Fitch: The recently released GDP figures had disappointed Indians. People had not yet recovered from this shock when Fitch gave another shock to the country. This international rating agency has reduced the estimate of growth in India’s GDP in the financial year 2024-25 from seven percent to 6.4 percent. However, based on several indicators, Fitch has expressed hope that the economy will maintain momentum.
There will be momentum on the growth front for the Indian economy – Fitch
Fitch believes that the economy will continue to show signs of improvement due to continued purchasing in the consumer market due to the needs of the countrymen. At the same time, the help being given by the government to digitalization and infrastructure will become the growth engine of development. However, Fitch has slightly increased this estimate for the financial year 2026 to 6.5 percent compared to 2025. Which is much less than the estimated 8.2 percent for the financial year 2024. Along with this estimate, Fitch has also clarified that on the basis of asset performance, it can be said that the growth momentum for the Indian economy will continue.
The economy is collapsing due to low spending by the middle class.

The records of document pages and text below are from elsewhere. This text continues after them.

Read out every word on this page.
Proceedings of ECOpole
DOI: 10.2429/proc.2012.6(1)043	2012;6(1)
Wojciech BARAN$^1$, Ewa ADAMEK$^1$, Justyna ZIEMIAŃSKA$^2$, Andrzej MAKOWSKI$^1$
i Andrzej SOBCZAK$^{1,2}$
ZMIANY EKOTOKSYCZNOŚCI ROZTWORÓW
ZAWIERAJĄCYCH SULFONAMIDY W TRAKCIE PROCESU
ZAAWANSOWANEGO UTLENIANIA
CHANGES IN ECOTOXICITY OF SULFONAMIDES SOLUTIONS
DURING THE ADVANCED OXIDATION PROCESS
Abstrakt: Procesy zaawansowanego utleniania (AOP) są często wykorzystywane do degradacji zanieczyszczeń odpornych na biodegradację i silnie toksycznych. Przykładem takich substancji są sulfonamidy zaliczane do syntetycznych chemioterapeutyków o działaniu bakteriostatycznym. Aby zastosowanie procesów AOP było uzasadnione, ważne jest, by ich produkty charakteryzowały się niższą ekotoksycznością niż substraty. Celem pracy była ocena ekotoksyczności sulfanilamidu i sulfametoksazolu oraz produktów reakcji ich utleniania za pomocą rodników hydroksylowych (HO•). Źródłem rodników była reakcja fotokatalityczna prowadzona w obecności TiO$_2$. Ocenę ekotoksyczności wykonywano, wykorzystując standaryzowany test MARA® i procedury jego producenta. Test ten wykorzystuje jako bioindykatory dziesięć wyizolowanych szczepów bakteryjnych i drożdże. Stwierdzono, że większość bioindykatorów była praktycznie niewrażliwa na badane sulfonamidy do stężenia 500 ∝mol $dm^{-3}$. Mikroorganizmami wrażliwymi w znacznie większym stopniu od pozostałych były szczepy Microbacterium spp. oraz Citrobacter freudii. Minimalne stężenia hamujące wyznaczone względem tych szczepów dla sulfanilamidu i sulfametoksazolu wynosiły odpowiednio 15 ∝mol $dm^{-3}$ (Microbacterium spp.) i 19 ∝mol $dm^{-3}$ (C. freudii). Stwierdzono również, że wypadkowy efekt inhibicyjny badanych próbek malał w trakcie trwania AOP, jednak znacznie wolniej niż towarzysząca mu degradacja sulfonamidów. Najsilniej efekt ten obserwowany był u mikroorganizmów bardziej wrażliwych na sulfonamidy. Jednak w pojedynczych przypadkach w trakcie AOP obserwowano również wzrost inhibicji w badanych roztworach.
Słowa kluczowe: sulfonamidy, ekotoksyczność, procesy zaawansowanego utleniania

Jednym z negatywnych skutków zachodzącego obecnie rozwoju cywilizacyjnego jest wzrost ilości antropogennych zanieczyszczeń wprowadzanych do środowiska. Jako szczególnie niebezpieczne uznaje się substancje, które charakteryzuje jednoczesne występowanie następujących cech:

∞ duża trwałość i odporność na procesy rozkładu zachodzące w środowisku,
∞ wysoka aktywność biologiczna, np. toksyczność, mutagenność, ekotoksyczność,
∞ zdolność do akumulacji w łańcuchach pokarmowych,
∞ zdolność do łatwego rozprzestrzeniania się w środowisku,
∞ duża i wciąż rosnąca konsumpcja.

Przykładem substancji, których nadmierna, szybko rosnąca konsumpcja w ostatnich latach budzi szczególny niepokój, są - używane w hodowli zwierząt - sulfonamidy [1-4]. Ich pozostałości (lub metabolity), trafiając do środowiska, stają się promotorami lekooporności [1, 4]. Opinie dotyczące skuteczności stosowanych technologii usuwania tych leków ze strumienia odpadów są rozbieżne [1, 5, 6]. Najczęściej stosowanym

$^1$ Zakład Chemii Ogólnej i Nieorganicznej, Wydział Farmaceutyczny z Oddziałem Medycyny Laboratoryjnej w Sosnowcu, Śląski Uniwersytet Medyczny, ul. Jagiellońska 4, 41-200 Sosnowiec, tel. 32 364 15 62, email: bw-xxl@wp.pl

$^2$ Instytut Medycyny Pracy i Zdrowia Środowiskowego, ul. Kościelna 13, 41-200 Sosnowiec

If seen in terms of GDP growth, the second quarter of the current year was very bad. If we talk on the basis of statistics, there are signs of GDP growth of only 5.4 percent during this period. Which is the lowest in the last seven quarters. The biggest reason for this is the reduction in purchasing power of the urban middle class of the country. Due to lack of increase in income as compared to increase in inflation, this class has been forced to spend less on the necessities of life.
The central government placed employment generation in its primary economic agenda.
Till now, the urban middle class of the country has been acting as the growth engine in accelerating India’s development. The Government of India has also become alarmed by such declining estimates of economic development in the country. To overcome this obstacle of weak economic growth, the Central Government has kept employment generation in its primary economic agenda.